21. Hukuk Dairesi 2007/14142 E. , 2008/6853 K.
"İçtihat Metni"MAHKEMESİ : Konya 2. İş Mahkemesi
TARİHİ : 23/05/2007
NUMARASI : 2006/286-2007/643
Davacı murisinin, davalı işveren nezdinde 10 yıl çalıştığının tespitine karar verilmesini istemiştir.
Mahkeme ilamında belirtildiği şekilde, isteğin reddine karar vermiştir.
Hükmün, davacı vekili tarafından temyiz edilmesi üzerine temyiz isteğinin süresinde olduğu anlaşıldıktan ve Tetkik Hakimi tarafından düzenlenen raporla dosyadaki kağıtlar okunduktan sonra işin gereği düşünüldü ve aşağıdaki karar tesbit edildi.
Dava, davacı murisinin davalı işverene ait işyerinde askerlikten önce 2 yıl ve askerlikten sonrada 8 yıl olmak üzere toplam 10 yıl süre ile geçen ve davalı Kuruma bildirilmeyen çalışmalarının tesbiti istemine ilişkindir.
Mahkemece, istemin reddine karar verilmiş ise de; varılan bu sonuç eksik incelemeye dayalı olup usul ve yasaya aykırıdır.

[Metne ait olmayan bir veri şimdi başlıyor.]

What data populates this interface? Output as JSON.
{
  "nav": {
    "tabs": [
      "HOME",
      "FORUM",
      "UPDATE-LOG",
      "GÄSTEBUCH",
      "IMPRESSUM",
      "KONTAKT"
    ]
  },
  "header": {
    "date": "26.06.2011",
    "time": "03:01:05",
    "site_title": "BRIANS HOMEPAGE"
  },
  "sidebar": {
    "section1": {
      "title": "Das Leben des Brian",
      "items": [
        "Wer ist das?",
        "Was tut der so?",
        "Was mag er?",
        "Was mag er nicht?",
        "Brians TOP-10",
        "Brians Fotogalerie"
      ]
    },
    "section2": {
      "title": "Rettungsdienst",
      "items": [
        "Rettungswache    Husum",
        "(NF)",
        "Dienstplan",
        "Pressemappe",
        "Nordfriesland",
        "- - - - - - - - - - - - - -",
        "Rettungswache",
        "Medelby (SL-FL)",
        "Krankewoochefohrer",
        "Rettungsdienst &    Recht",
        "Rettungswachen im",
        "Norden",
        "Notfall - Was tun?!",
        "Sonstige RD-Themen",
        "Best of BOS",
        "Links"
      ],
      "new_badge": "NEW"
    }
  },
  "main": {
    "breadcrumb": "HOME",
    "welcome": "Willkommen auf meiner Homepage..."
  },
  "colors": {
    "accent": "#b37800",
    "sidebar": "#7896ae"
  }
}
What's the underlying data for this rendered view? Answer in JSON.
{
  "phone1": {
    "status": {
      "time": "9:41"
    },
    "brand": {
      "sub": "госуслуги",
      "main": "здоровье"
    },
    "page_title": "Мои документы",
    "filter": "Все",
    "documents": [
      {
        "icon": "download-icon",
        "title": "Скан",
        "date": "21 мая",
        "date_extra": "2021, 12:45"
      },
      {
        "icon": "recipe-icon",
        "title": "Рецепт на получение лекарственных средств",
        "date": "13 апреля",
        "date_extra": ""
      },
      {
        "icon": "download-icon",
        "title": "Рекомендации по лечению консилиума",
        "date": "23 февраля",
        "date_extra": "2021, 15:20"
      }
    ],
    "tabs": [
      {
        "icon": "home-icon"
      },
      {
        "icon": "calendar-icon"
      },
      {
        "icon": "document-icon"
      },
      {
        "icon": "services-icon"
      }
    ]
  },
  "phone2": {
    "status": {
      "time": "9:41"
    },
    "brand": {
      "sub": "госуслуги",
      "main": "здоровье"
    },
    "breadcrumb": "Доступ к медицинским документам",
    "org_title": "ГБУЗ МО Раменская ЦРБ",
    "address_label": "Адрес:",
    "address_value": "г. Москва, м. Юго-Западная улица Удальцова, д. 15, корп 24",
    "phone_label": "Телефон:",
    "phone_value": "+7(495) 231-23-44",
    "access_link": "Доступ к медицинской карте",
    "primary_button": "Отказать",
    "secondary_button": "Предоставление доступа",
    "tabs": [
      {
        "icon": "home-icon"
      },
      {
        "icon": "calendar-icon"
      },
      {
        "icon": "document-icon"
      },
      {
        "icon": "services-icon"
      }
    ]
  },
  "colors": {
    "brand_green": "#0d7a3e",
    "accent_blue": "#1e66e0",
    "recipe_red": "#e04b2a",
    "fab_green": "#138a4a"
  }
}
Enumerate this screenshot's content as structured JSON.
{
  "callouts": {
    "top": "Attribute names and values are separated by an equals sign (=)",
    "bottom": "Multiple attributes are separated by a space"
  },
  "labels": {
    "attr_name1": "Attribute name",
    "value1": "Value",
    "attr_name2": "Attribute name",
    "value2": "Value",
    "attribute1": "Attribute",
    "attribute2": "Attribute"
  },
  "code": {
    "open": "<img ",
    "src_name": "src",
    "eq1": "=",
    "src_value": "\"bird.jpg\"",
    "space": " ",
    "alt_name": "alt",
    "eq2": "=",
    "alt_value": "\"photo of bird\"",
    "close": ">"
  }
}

Dosyadaki kayıt ve belgelerden davalı işverence davacı murisinin (1052097) sicil nolu iş yerinde 2.4.2003 tarihinde ve (1052259) sicil nolu iş yerinde de 11.4.2003 tarihinde işe girdiğine dair işe giriş bildirgelerinin verildiği, işyeri ve sigortalı şahsi dosyasının celbedilmediği, davalı işverenin dosyaya sunduğu imzalı ücret bordrolarının bulunduğu, buna göre (1052097) sicil nolu davalı işyerinden 2003/1.döneminde 9 gün, (1052259) sicil nolu davalı işyerinden 2003/1.2.3. dönemlerinde 206 gün bildirimde bulunulduğu, işyerinin kapsama alınış tarihinin mahkemece araştırılmadığı, davacı murisinin 16.11.2003 de öldüğü, 26.8.1993-26.2.1995 tarihleri arasında askerlik görevini yaptığı, 2003 yılı imzalı ücret bordrolarında gösterilen süre kadar çalışmalarının bildirilmiş olduğu anlaşılmaktadır.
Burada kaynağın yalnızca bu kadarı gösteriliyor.